Teaching children about body autonomy and empowering adults to exercise it will help, but we need to change the focus and culture. We have focused so much on preparing our women and girls to deal with it, but we need to establish healthy boundaries for interaction and hold everyone accountable to those standards. The burden of the victim should not be borne by the harassment. Remember the Sermon on the Mount. Jesus didn’t say, “And if someone touches you in a way you don’t like, tell them to stop.” No, he said, “But I tell you that anyone who looks lustfully at a woman has already committed adultery with her in his heart. If your right eye stumbles, take it out and throw it away. It is better to lose one part of your body than to have your whole body thrown into hell. And if your right hand stumbles, cut it off and throw it away. It is better to lose one part of your body than to have your whole body go to hell. ”(Matthew 5: 27b-30) Jesus was pretty clear about who should take responsibility here, and we failed to live up to that standard.

For me, this whole issue became much more urgent last week. I cry for women and girls in Afghanistan every day. Of course I pray for the safe return of our staff and those who support them, but they have a place to come. But thousands of women and girls have an uncertain future. They are in danger of losing their physical autonomy and could be very limited in their educational opportunities. I can’t imagine the fear these women currently have. I can’t help but think, “What if it was my daughter?” That thought has psychological and spiritual compulsion.

Sometimes look for a Dunbar number or social brain for more information on this. This thought seems protective and obvious. Ghost! Apparently all these women are someone’s daughter. People struggle to see others, so distant and different, as real people. We try to reduce them to numbers, culture or concepts. For those who slowly connect the dots of people like me, we must establish that connection so that the well-being of others is personal and powerful. Jesus understood our cognitive deficiencies. If our mind cannot, or will not, see these distant others as people we need to care for, then we should imagine Jesus in their place. That is why Christ told us ‘I tell you the truth, whatever you did not do for one of these least, you did not do for me.’ (Matthew 25:45) As a global community, we have failed these women, we have failed to see Christ among them, the least we can do is recommit ourselves to the security and empowerment of women in our community.

I am truly grateful to have read Ms. Marvel with my daughter because it rightly reminded me that horrific Taliban practices are not common in the Muslim faith. True and good people of all faiths work hard to serve and empower their children. I am grateful that my daughter has the opportunity to learn these lessons, and even more grateful that these lessons have been confirmed by her loving church family.

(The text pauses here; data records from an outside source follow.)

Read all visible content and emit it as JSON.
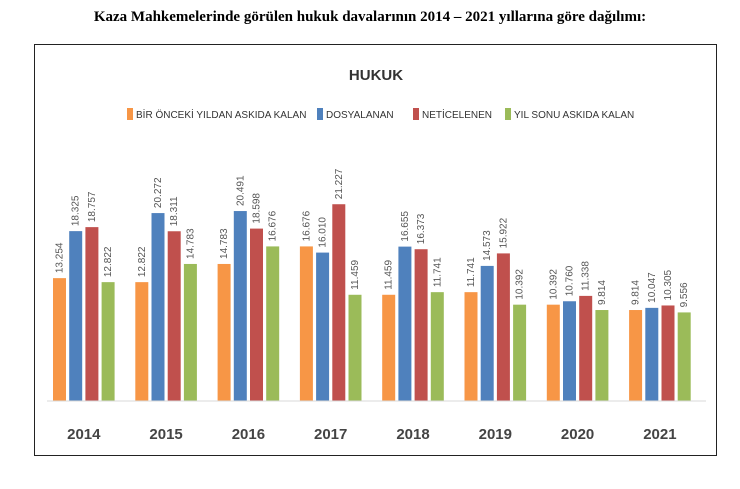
{
  "heading": "Kaza Mahkemelerinde görülen hukuk davalarının 2014 – 2021 yıllarına göre dağılımı:",
  "chart_data": {
    "type": "bar",
    "title": "HUKUK",
    "categories": [
      "2014",
      "2015",
      "2016",
      "2017",
      "2018",
      "2019",
      "2020",
      "2021"
    ],
    "ylim": [
      0,
      25
    ],
    "grid": false,
    "legend_position": "top",
    "series": [
      {
        "name": "BİR ÖNCEKİ YILDAN ASKIDA KALAN",
        "color": "#f79646",
        "values": [
          13.254,
          12.822,
          14.783,
          16.676,
          11.459,
          11.741,
          10.392,
          9.814
        ],
        "labels": [
          "13.254",
          "12.822",
          "14.783",
          "16.676",
          "11.459",
          "11.741",
          "10.392",
          "9.814"
        ]
      },
      {
        "name": "DOSYALANAN",
        "color": "#4f81bd",
        "values": [
          18.325,
          20.272,
          20.491,
          16.01,
          16.655,
          14.573,
          10.76,
          10.047
        ],
        "labels": [
          "18.325",
          "20.272",
          "20.491",
          "16.010",
          "16.655",
          "14.573",
          "10.760",
          "10.047"
        ]
      },
      {
        "name": "NETİCELENEN",
        "color": "#c0504d",
        "values": [
          18.757,
          18.311,
          18.598,
          21.227,
          16.373,
          15.922,
          11.338,
          10.305
        ],
        "labels": [
          "18.757",
          "18.311",
          "18.598",
          "21.227",
          "16.373",
          "15.922",
          "11.338",
          "10.305"
        ]
      },
      {
        "name": "YIL SONU ASKIDA KALAN",
        "color": "#9bbb59",
        "values": [
          12.822,
          14.783,
          16.676,
          11.459,
          11.741,
          10.392,
          9.814,
          9.556
        ],
        "labels": [
          "12.822",
          "14.783",
          "16.676",
          "11.459",
          "11.741",
          "10.392",
          "9.814",
          "9.556"
        ]
      }
    ]
  }
}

[1] Dr. Sharon Nienow, “Seven Steps to Teaching Children’s Autonomy” you can, and should read the full article here https://www.rchsd.org/2019/12/seven-steps-to-teaching-children-body -autonomy /

[2] Found in the same article. Seriously, you should check that out.

[3] You can find the video here. Please check https://vimeo.com/335862568


Nathaniel Mason is a licensed local pastor who serves the United Methodist Churches of Booneville and Maple Grove on the western edge of the Des Moines Metro. He previously served as Minister of Leadership Development for Ministries of Youth and Generations (2013-2015) at the annual conference in Iowa. When not engaged in the service, Nate is preoccupied with other cooking jobs and a fun dad for his two young children. “Staying in Exile” is a conference spiritual support project.